Artikel 41 Vrijstellingsregeling Wft
1. Financiëledienstverleners zijn vrijgesteld van artikel 4:9, tweede lid, van de wet voorzover zij financiële diensten verlenen met betrekking tot:
   a. betaalrekeningen en de daaraan verbonden betaalfaciliteiten;
   b. spaarrekeningen en de daaraan verbonden spaarfaciliteiten, tenzij het spaarrekeningen betreft waarvan de rentevergoeding is gekoppeld aan de koersontwikkeling van tot de handel op een markt in financiële instrumenten toegelaten financiële instrumenten.

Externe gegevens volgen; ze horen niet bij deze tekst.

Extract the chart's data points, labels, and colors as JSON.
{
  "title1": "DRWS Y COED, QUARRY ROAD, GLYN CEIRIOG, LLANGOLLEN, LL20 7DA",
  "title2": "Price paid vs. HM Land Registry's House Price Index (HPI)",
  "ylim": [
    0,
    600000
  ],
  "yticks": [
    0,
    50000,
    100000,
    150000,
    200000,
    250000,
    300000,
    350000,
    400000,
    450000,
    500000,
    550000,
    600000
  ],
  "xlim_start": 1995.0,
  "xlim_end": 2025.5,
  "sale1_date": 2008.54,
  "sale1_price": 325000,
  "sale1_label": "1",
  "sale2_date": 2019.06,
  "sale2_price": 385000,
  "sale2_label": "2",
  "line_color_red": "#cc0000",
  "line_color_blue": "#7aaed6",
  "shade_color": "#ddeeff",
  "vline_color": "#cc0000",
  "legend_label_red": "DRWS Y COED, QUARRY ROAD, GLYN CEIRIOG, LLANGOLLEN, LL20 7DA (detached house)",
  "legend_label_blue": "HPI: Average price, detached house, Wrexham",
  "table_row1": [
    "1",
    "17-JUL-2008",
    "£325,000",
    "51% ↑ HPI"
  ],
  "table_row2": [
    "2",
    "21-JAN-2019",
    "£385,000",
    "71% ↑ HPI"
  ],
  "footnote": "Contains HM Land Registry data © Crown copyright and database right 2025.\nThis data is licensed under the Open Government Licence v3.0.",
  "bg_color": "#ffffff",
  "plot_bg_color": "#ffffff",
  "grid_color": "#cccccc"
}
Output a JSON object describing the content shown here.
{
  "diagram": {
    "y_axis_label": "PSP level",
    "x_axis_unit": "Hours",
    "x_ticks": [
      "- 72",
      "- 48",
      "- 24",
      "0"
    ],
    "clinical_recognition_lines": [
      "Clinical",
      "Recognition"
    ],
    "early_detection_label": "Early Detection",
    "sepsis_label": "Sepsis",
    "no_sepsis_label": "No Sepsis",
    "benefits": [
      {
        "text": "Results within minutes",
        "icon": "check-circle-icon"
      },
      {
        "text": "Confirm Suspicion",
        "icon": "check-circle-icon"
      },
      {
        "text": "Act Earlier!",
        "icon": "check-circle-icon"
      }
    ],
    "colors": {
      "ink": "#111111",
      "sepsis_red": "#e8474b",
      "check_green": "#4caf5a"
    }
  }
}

2. Financiëledienstverleners zijn vrijgesteld van artikel 4:23, eerste en tweede lid, van de wet voorzover zij financiële diensten verlenen met betrekking tot financiële producten, met uitzondering van:
   a. complexe producten als bedoeld in artikel 1, onderdeel d, van het besluit;
   b. spaarrekeningen en de daaraan verbonden spaarfaciliteiten, waarvan de rentevergoeding is gekoppeld aan de koersontwikkeling van tot de handel op een markt in financiële instrumenten toegelaten financiële instrumenten;
   c. financiële instrumenten;
   d. krediet waarvan de kredietsom meer dan € 1.000 bedraagt;
   e. hypothecair krediet;
   f. verzekeringen in verband met het geheel of gedeeltelijk wegvallen van het inkomen van een cliënt;
   g. combinaties van twee of meer van de financiële producten, bedoeld in de onderdelen a tot en met h van de definitie van financieel product in artikel 1:1 van de wet.